Patanjali e lo Yoga [Mircea Eliade]

Fin dall’epoca delle Upanisad la spiritualità indiana si è sempre occupata fondamentalmente di un solo grande problema: come superare i molteplici condizionamenti che imbrigliano l’esistenza umana.

Uno dei più grandi risultati di tale ricerca è stata la scoperta della coscienza-testimone, della coscienza che, sciolta dai vincoli delle sue strutture psico-fisiologiche, della temporalità, del dolore, raggiunge la vera e indicibile libertà.

La conquista di questa libertà assoluta rappresenta lo scopo di tutte le filosofie e di tutte le tecniche mistiche indiane, ma è stato soprattutto attraverso lo yoga, nelle sue varie forme, che si è ritenuto di potervi giungere.

È per questo che alcuni yogin dell’antica India meritano di essere annoverati fra i “maestri spirituali” dell’umanità.
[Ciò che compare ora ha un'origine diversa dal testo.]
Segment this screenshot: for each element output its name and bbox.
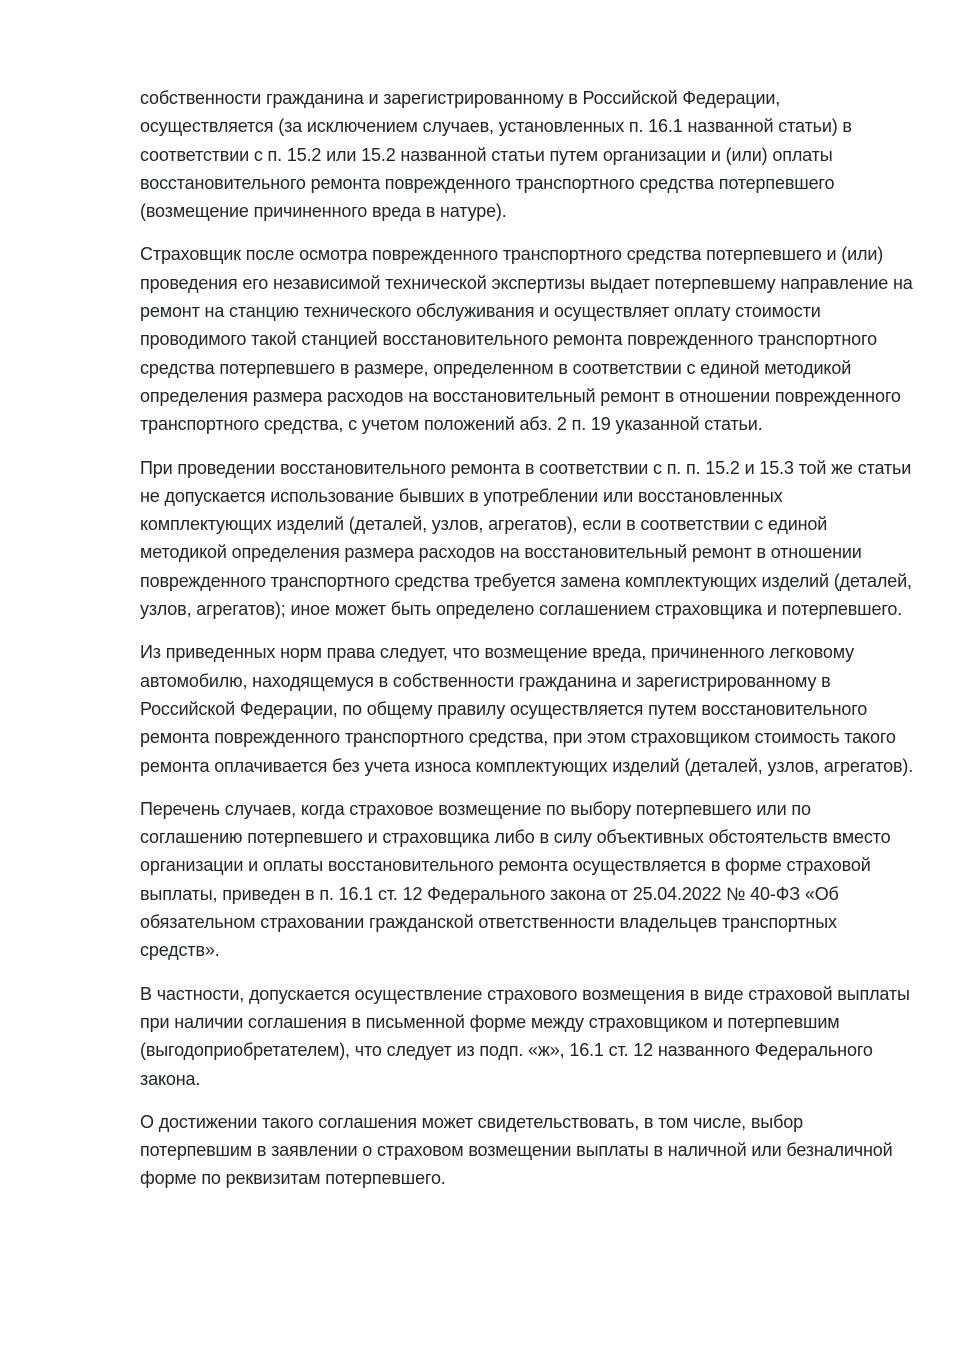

A uno di essi – Patanjali, considerato l’autore del primo trattato sistematico di Yoga, gli Yoga-sutra – è dedicato questo libro, in cui il celebre storico delle religioni romeno mette a frutto la sua eccezionale conoscenza della spiritualità indiana per fornire al lettore un quadro estremamente chiaro e conciso della filosofia e delle tecniche yoga.